DNA测序中识别单核苷酸多态性(SNP)的技术产生了大量需要分析和解读的数据。标准方法可能需要数周的处理时间。使用需要数据排序、高维矩阵求逆以及对多个结果的数据子集进行重复分析的统计方法会进一步延长这些时间。本文提出一种方法,在将Cox比例风险模型(CPHM)拟合到一组固定的伴随变量后,利用Cox - Snell残差减少具有事件发生时间结局和数十万/数百万个SNP问题的计算时间。这会从Cox - Snell调整后的泊松模型中得出SNP效应的系数,并显示出与调整后的CPHM模型高度一致。

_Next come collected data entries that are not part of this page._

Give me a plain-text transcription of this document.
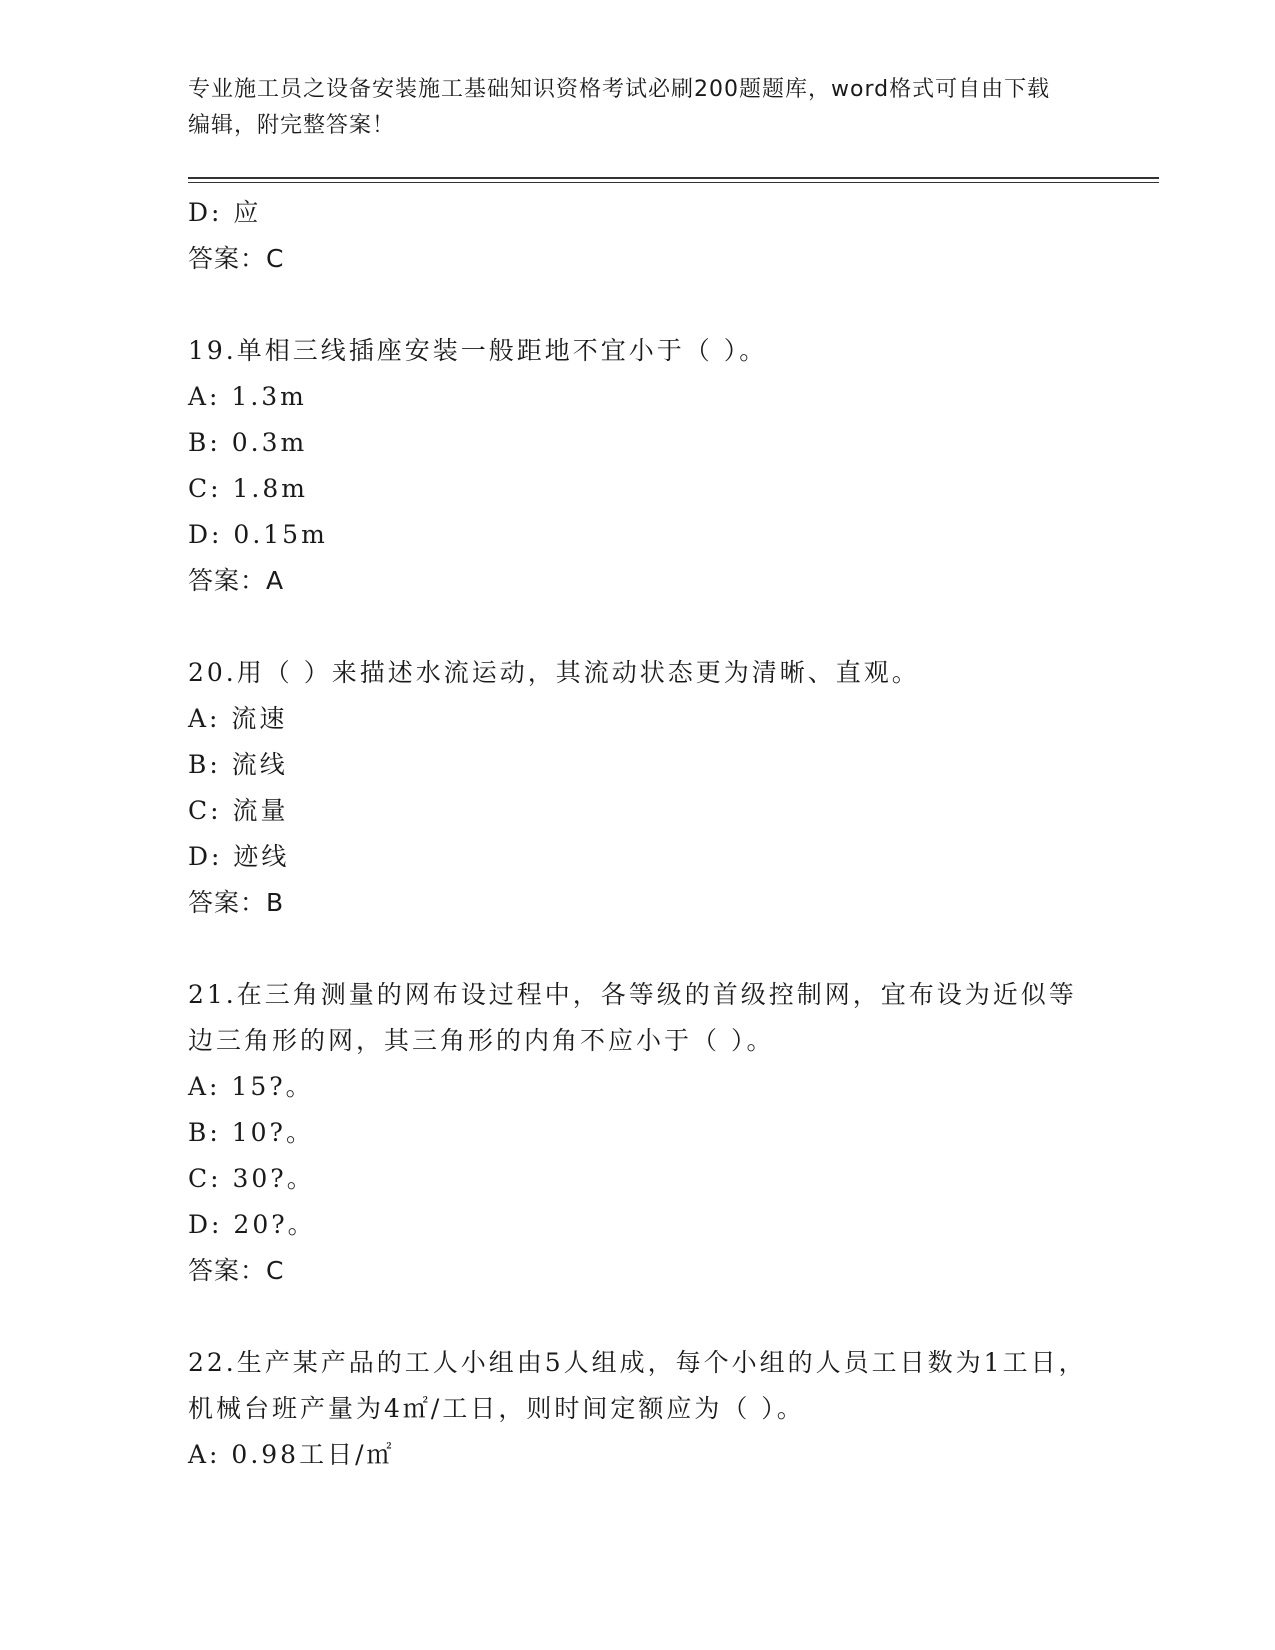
专业施工员之设备安装施工基础知识资格考试必刷200题题库，word格式可自由下载编辑，附完整答案！
D: 应
答案：C
19.单相三线插座安装一般距地不宜小于（ ）。
A: 1.3m
B: 0.3m
C: 1.8m
D: 0.15m
答案：A
20.用（ ）来描述水流运动，其流动状态更为清晰、直观。
A: 流速
B: 流线
C: 流量
D: 迹线
答案：B
21.在三角测量的网布设过程中，各等级的首级控制网，宜布设为近似等边三角形的网，其三角形的内角不应小于（ ）。
A: 15?。
B: 10?。
C: 30?。
D: 20?。
答案：C
22.生产某产品的工人小组由5人组成，每个小组的人员工日数为1工日，机械台班产量为4㎡/工日，则时间定额应为（ ）。
A: 0.98工日/㎡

该方法通过对糖尿病群体全基因组关联研究中的10000个SNP样本进行说明。使用基于泊松建模的所提出方法,处理效率的提升高达62%。如果需要分析500万个SNP,这可能会节省超过三周的处理时间。该方法仅涉及单个预测变量(SNP),为检查和识别与结局相关的SNP模式提供了一种更简单、计算上更稳定的方法,从而能够更快地开发遗传特征。使用CPHM模型的偏差残差筛选SNP,在一致性阈值为0.2%时显示出较大的不一致率。该比率比基于Cox - Snell调整后的泊松模型的Cox - Snell残差的比率大15倍。
该方法易于实现,因为其程序在大多数统计软件包中都可用。该方法包括从CPHM模型中获取针对二元事件发生时间结局的Cox - Snell残差,用于评估每个SNP时需要共同考虑的因素。然后,使用以Cox - Snell为暴露变量的泊松模型,将每个SNP作为预测变量拟合到感兴趣的结局。